Piani di rientro: da Action Institute una proposta per farli (finalmente) funzionare

di Barbara Gobbi

I piani di rientro, così come sono stati impostati e gestiti fin dall'inizio, non funzionano. Il dato è sotto gli occhi di tutti: le Regioni interessate non riescono a essere adempienti sui Lea: su dieci realtà entrate in piano di rientro (pdr) otto non ne sono mai uscite, mentre cinque sono "nel guado" da oltre sei anni. Il processo di ristrutturazione industriale che avrebbe dovuto ridurre i costi diretti di produzione e riorganizzare i servizi langue. Da questi presupposti partono gli esperti del think thank "Action Institute" nel policy brief "Breaking the Vicious Cycle", l'indagine in cui presentano «un insieme organico di proposte per migliorare i piani di rientro».
«La convinzione - si legge nel brief - è che nelle condizioni attuali le ridotte risorse a disposizione si traducano in minori prestazioni senza aumento di appropriatezza con effetti perversi sui risultati di salute, la cui forbice tra Regioni in piano di rientro e le altre mostra negli ultimi anni un ampliamento». Colpa di una serie di elementi: una struttura centrata su misure di immediata applicazione e non su chiari obiettivi di performance e di sistema; una limitata responsabilizzazione del management e limitate capacità manageriali; infine, oneri straordinari che «appesantiscono la situazione corrente attraverso interessi di mora derivanti dalle posizioni finanziarie pregresse».
Da qui la proposta di Action Institute di "rompere il circolo vizioso" con una strategia alternativa che rientra nel quadro di riforme illustrato nel paper "Healthcare Roadmap 2030" (www.actioninstitute.org).

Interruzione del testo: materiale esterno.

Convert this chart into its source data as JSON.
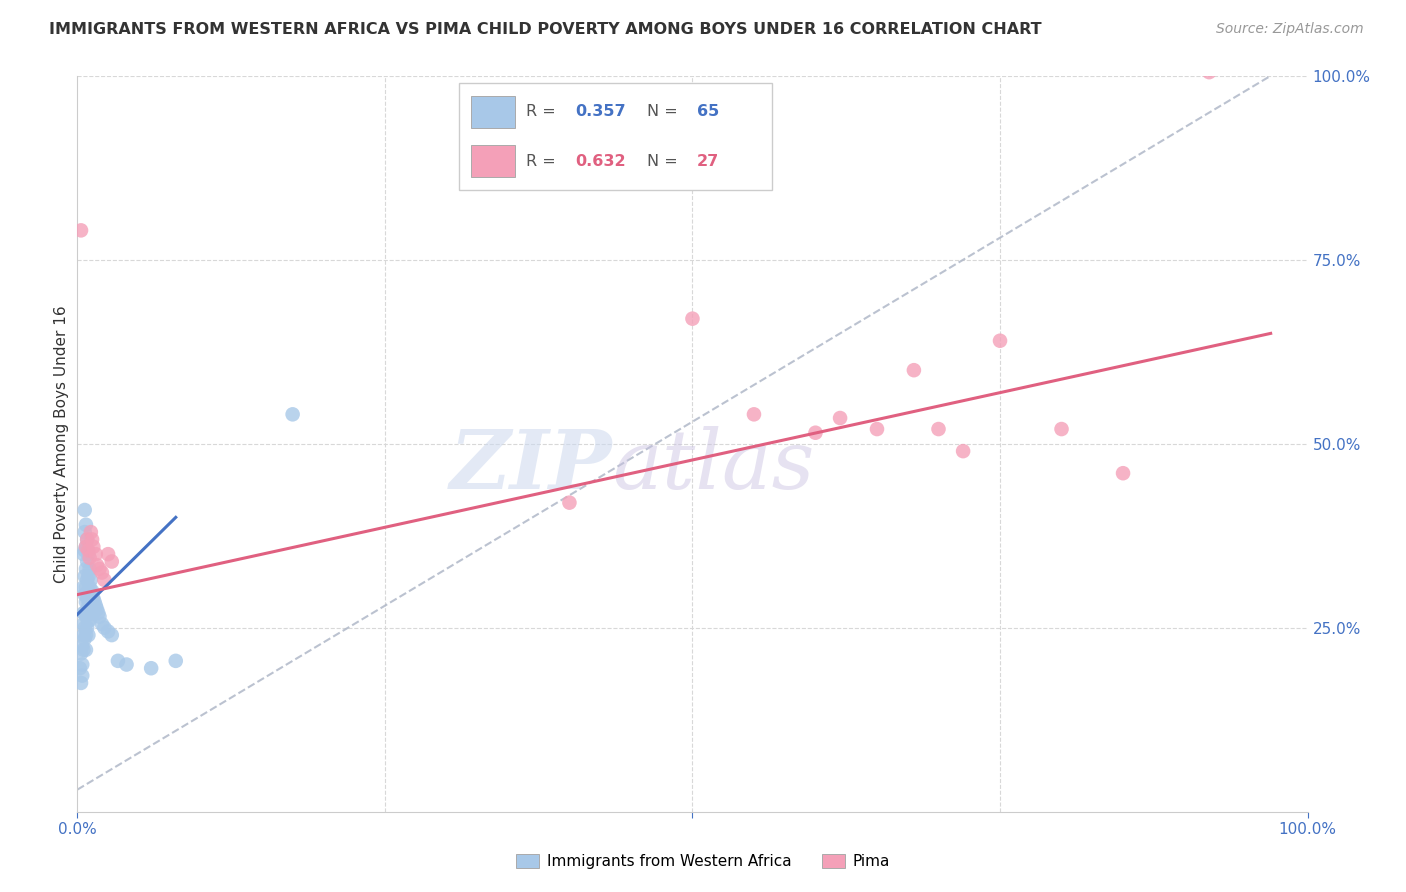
{
  "title": "IMMIGRANTS FROM WESTERN AFRICA VS PIMA CHILD POVERTY AMONG BOYS UNDER 16 CORRELATION CHART",
  "source": "Source: ZipAtlas.com",
  "ylabel": "Child Poverty Among Boys Under 16",
  "xlim": [
    0,
    1
  ],
  "ylim": [
    0,
    1
  ],
  "color_blue": "#a8c8e8",
  "color_pink": "#f4a0b8",
  "line_blue": "#4472c4",
  "line_pink": "#e06080",
  "line_dashed_color": "#b0b8c8",
  "background": "#ffffff",
  "grid_color": "#d8d8d8",
  "blue_scatter": [
    [
      0.002,
      0.195
    ],
    [
      0.003,
      0.215
    ],
    [
      0.003,
      0.175
    ],
    [
      0.004,
      0.225
    ],
    [
      0.004,
      0.2
    ],
    [
      0.004,
      0.185
    ],
    [
      0.005,
      0.35
    ],
    [
      0.005,
      0.305
    ],
    [
      0.005,
      0.27
    ],
    [
      0.005,
      0.255
    ],
    [
      0.005,
      0.24
    ],
    [
      0.005,
      0.22
    ],
    [
      0.006,
      0.41
    ],
    [
      0.006,
      0.38
    ],
    [
      0.006,
      0.355
    ],
    [
      0.006,
      0.32
    ],
    [
      0.006,
      0.295
    ],
    [
      0.006,
      0.27
    ],
    [
      0.006,
      0.25
    ],
    [
      0.006,
      0.235
    ],
    [
      0.007,
      0.39
    ],
    [
      0.007,
      0.36
    ],
    [
      0.007,
      0.33
    ],
    [
      0.007,
      0.305
    ],
    [
      0.007,
      0.285
    ],
    [
      0.007,
      0.265
    ],
    [
      0.007,
      0.24
    ],
    [
      0.007,
      0.22
    ],
    [
      0.008,
      0.37
    ],
    [
      0.008,
      0.34
    ],
    [
      0.008,
      0.315
    ],
    [
      0.008,
      0.29
    ],
    [
      0.008,
      0.27
    ],
    [
      0.008,
      0.25
    ],
    [
      0.009,
      0.35
    ],
    [
      0.009,
      0.32
    ],
    [
      0.009,
      0.3
    ],
    [
      0.009,
      0.28
    ],
    [
      0.009,
      0.26
    ],
    [
      0.009,
      0.24
    ],
    [
      0.01,
      0.33
    ],
    [
      0.01,
      0.305
    ],
    [
      0.01,
      0.285
    ],
    [
      0.01,
      0.26
    ],
    [
      0.011,
      0.315
    ],
    [
      0.011,
      0.295
    ],
    [
      0.011,
      0.275
    ],
    [
      0.012,
      0.3
    ],
    [
      0.012,
      0.28
    ],
    [
      0.013,
      0.29
    ],
    [
      0.013,
      0.27
    ],
    [
      0.014,
      0.285
    ],
    [
      0.015,
      0.28
    ],
    [
      0.016,
      0.275
    ],
    [
      0.017,
      0.27
    ],
    [
      0.018,
      0.265
    ],
    [
      0.02,
      0.255
    ],
    [
      0.022,
      0.25
    ],
    [
      0.025,
      0.245
    ],
    [
      0.028,
      0.24
    ],
    [
      0.033,
      0.205
    ],
    [
      0.04,
      0.2
    ],
    [
      0.06,
      0.195
    ],
    [
      0.08,
      0.205
    ],
    [
      0.175,
      0.54
    ]
  ],
  "pink_scatter": [
    [
      0.003,
      0.79
    ],
    [
      0.007,
      0.36
    ],
    [
      0.008,
      0.37
    ],
    [
      0.009,
      0.355
    ],
    [
      0.01,
      0.345
    ],
    [
      0.011,
      0.38
    ],
    [
      0.012,
      0.37
    ],
    [
      0.013,
      0.36
    ],
    [
      0.015,
      0.35
    ],
    [
      0.016,
      0.335
    ],
    [
      0.018,
      0.33
    ],
    [
      0.02,
      0.325
    ],
    [
      0.022,
      0.315
    ],
    [
      0.025,
      0.35
    ],
    [
      0.028,
      0.34
    ],
    [
      0.4,
      0.42
    ],
    [
      0.5,
      0.67
    ],
    [
      0.55,
      0.54
    ],
    [
      0.6,
      0.515
    ],
    [
      0.62,
      0.535
    ],
    [
      0.65,
      0.52
    ],
    [
      0.68,
      0.6
    ],
    [
      0.7,
      0.52
    ],
    [
      0.72,
      0.49
    ],
    [
      0.75,
      0.64
    ],
    [
      0.8,
      0.52
    ],
    [
      0.85,
      0.46
    ],
    [
      0.92,
      1.005
    ]
  ],
  "blue_line": [
    [
      0.0,
      0.268
    ],
    [
      0.08,
      0.4
    ]
  ],
  "pink_line": [
    [
      0.0,
      0.295
    ],
    [
      0.97,
      0.65
    ]
  ],
  "dashed_line": [
    [
      0.0,
      0.03
    ],
    [
      0.97,
      1.0
    ]
  ],
  "legend_r1_color": "#4472c4",
  "legend_r2_color": "#e06080",
  "legend_text_color": "#555555",
  "title_color": "#333333",
  "source_color": "#999999",
  "axis_label_color": "#4472c4"
}
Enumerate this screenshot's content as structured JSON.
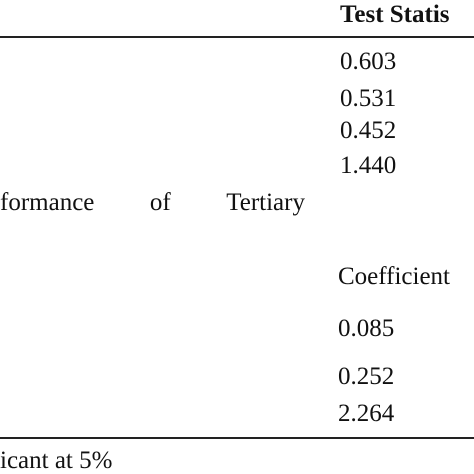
{
  "header": {
    "test_statistic_label": "Test Statis"
  },
  "test_statistic_values": [
    "0.603",
    "0.531",
    "0.452",
    "1.440"
  ],
  "row_label_words": [
    "formance",
    "of",
    "Tertiary"
  ],
  "coefficient_header": "Coefficient",
  "coefficient_values": [
    "0.085",
    "0.252",
    "2.264"
  ],
  "footnote": "icant at 5%"
}
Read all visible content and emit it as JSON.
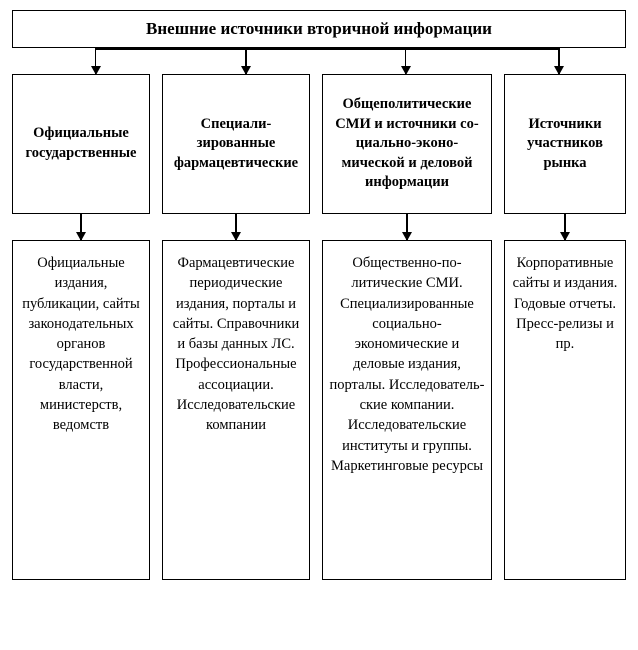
{
  "type": "tree",
  "background_color": "#ffffff",
  "border_color": "#000000",
  "border_width": 1.5,
  "font_family": "Georgia, Times New Roman, serif",
  "title_fontsize": 17,
  "category_fontsize": 14.5,
  "detail_fontsize": 14.5,
  "root": {
    "label": "Внешние источники вторичной информации"
  },
  "columns": [
    {
      "category": "Официаль­ные государ­ственные",
      "detail": "Официаль­ные издания, публикации, сайты за­конодатель­ных органов государствен­ной власти, министерств, ведомств"
    },
    {
      "category": "Специали­зированные фармацевти­ческие",
      "detail": "Фармацев­тические периодиче­ские издания, порталы и сайты. Справочники и базы дан­ных ЛС. Професси­ональные ассоциации. Исследова­тельские компании"
    },
    {
      "category": "Общеполити­ческие СМИ и источники со­циально-эконо­мической и дело­вой информации",
      "detail": "Общественно-по­литические СМИ. Специализирован­ные социально-экономические и деловые изда­ния, порталы. Исследователь­ские компании. Исследователь­ские институты и группы. Маркетинговые ресурсы"
    },
    {
      "category": "Источни­ки участ­ников рынка",
      "detail": "Корпора­тивные сайты и издания. Годовые отчеты. Пресс-релизы и пр."
    }
  ],
  "arrow_positions_pct": [
    13.5,
    38,
    64,
    89
  ],
  "hline_left_pct": 13.5,
  "hline_right_pct": 89
}
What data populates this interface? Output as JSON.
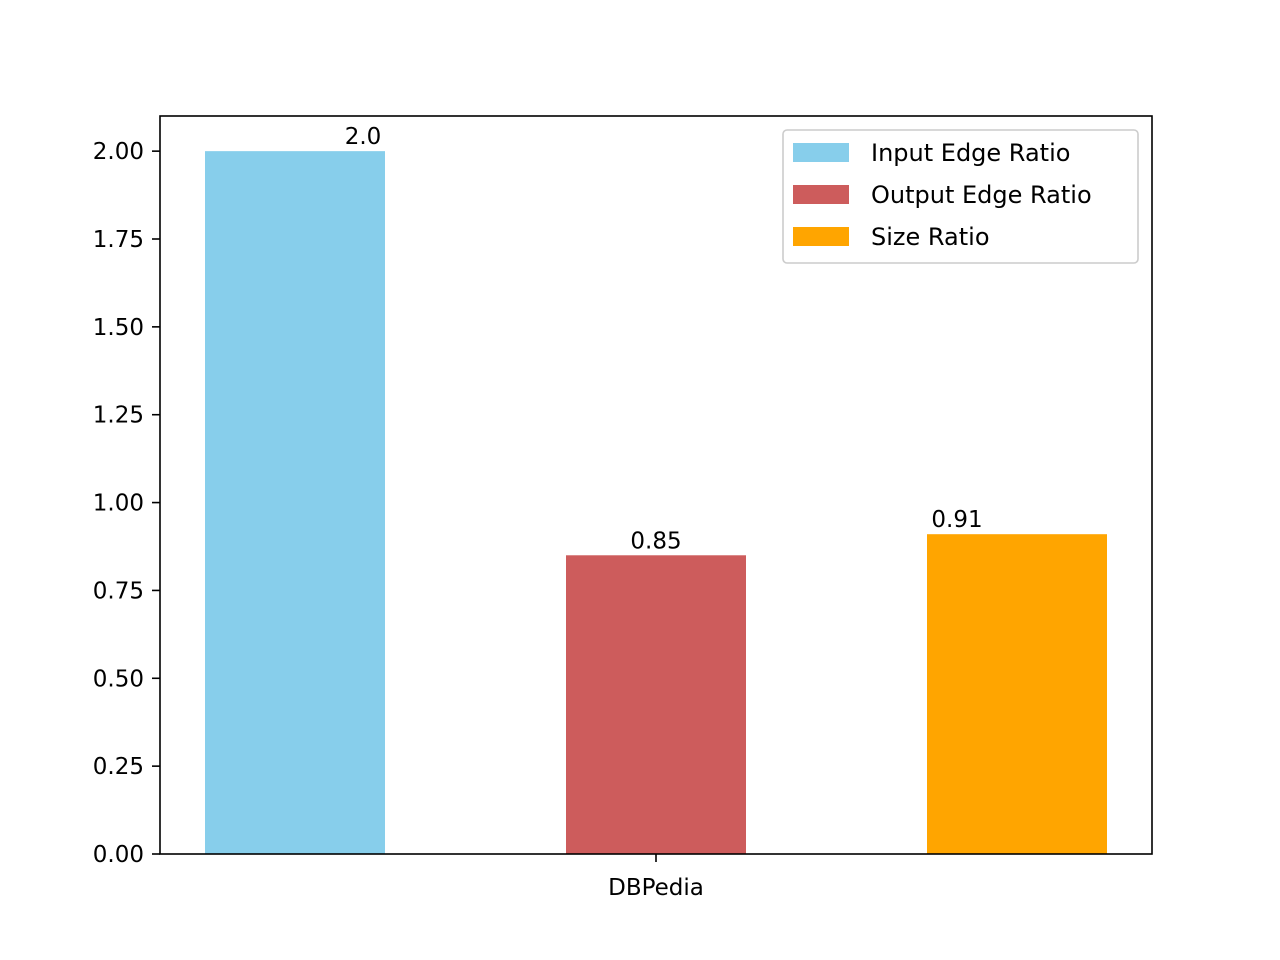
{
  "chart_data": {
    "type": "bar",
    "categories": [
      "DBPedia"
    ],
    "series": [
      {
        "name": "Input Edge Ratio",
        "values": [
          2.0
        ],
        "label": "2.0",
        "color": "#87CEEB"
      },
      {
        "name": "Output Edge Ratio",
        "values": [
          0.85
        ],
        "label": "0.85",
        "color": "#CD5C5C"
      },
      {
        "name": "Size Ratio",
        "values": [
          0.91
        ],
        "label": "0.91",
        "color": "#FFA500"
      }
    ],
    "ylim": [
      0,
      2.1
    ],
    "yticks": [
      {
        "value": 0,
        "label": "0.00"
      },
      {
        "value": 0.25,
        "label": "0.25"
      },
      {
        "value": 0.5,
        "label": "0.50"
      },
      {
        "value": 0.75,
        "label": "0.75"
      },
      {
        "value": 1.0,
        "label": "1.00"
      },
      {
        "value": 1.25,
        "label": "1.25"
      },
      {
        "value": 1.5,
        "label": "1.50"
      },
      {
        "value": 1.75,
        "label": "1.75"
      },
      {
        "value": 2.0,
        "label": "2.00"
      }
    ],
    "title": "",
    "xlabel": "",
    "ylabel": "",
    "grid": false,
    "legend_position": "top-right"
  }
}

Una proposta in quattro mosse. Sul fronte della revisione della struttura, occorre agire in due direzioni: fissare chiaramente il livello di performance attesa, introducendo sistemi di verifica e controllo dei risultati di appropriatezza, efficacia, qualità ed efficienza; lavorare sulle determinanti della spesa dal lato dell'offerta e della domanda, valutandone costantemente l'impatto sulla performance di sistema e garantendo la sostenibilità economico-finanziaria anche nel medio-lungo periodo.
La performance del Ssr, intanto: la strategia giusta secondo gli esperti è articolarla in termini di risultati di salute, soddisfazione dei pazienti, protezione finanziaria - con il disinnesco delle tendenze che favoriscono l'"out of pocket" da parte delle famiglie - e contributo alla competitività del Paese (limitando l'exploit di Irap e Irpef). Sul fronte delle determinanti di spesa, occorre invece puntare alla «massimizzazione del valore (risultati in relazione a risorse allocate), a partire dai percorsi delle principali cronicità che pesano per il 70% della spesa».
Quanto alla governance del piano di rientro, Action Institute è per un "giro di vite" sia sulle modalità di entrata in pdr, sia sulle conseguenze dell'entrata in pdr o in commissariamento, sia sulla gestione della fase emergenziale. Tra i punti, la considerazione della performance complessiva del Ssr nella valutazione di entrata in Pdr; la totale autonomia e indipendenza degli advisor; la decadenza automatica - all'entrata in commissariamento - e la non candidabilità a cariche politiche per 10 anni del governatore che sia in carica da almeno 24 mesi, insieme a Dg, direttori sanitari e responsabili degli organi di controllo; la previsione di un sentiero vincolante di abbassamento delle aliquote massime previste di Irap e Irpef dopo i primi 24 mesi in Pdr/commissariamento.
Nel contesto del rafforzamento delle capacità manageriali, la proposta nuova è di inserire con adeguato supporto centrale risorse che non abbiano avuto incarico nella Regione in pdr per almeno due anni e che, nell'eventuale periodo di permanenza con incarichi dirigenziali all'interno della Regione, questa non fosse in pdr.
Doppio il piatto forte della proposta sulla revisione della gestione finanziaria: istituzione - dal momento dell'entrata in pdr - di una "bad bank" che includa i crediti scaduti dei fornitori e avvio di un piano di ristrutturazione per tali debiti. Entrambi affidati a una task force ad hoc presso il ministero dell'Economia e Finanze. La bad bank, con l'obiettivo di gestire e cristallizzare il debito pregresso, «includerebbe sia i crediti sanitari inclusi nei piani di risanamento del debito sanitario pregresso sia quelli pregressi successivi all'entrata della Regione in Pdr». Alla bad bank spetterebbe infine di lanciare un programma coordinato con le associazioni di categoria e di proporre una serie di accordi transattivi che prevedano la rinuncia dei fornitori agli interessi di mora, in cambio di un credito ristrutturato «che non sia solo nominalmente certo ma anche liquido ed esigibile».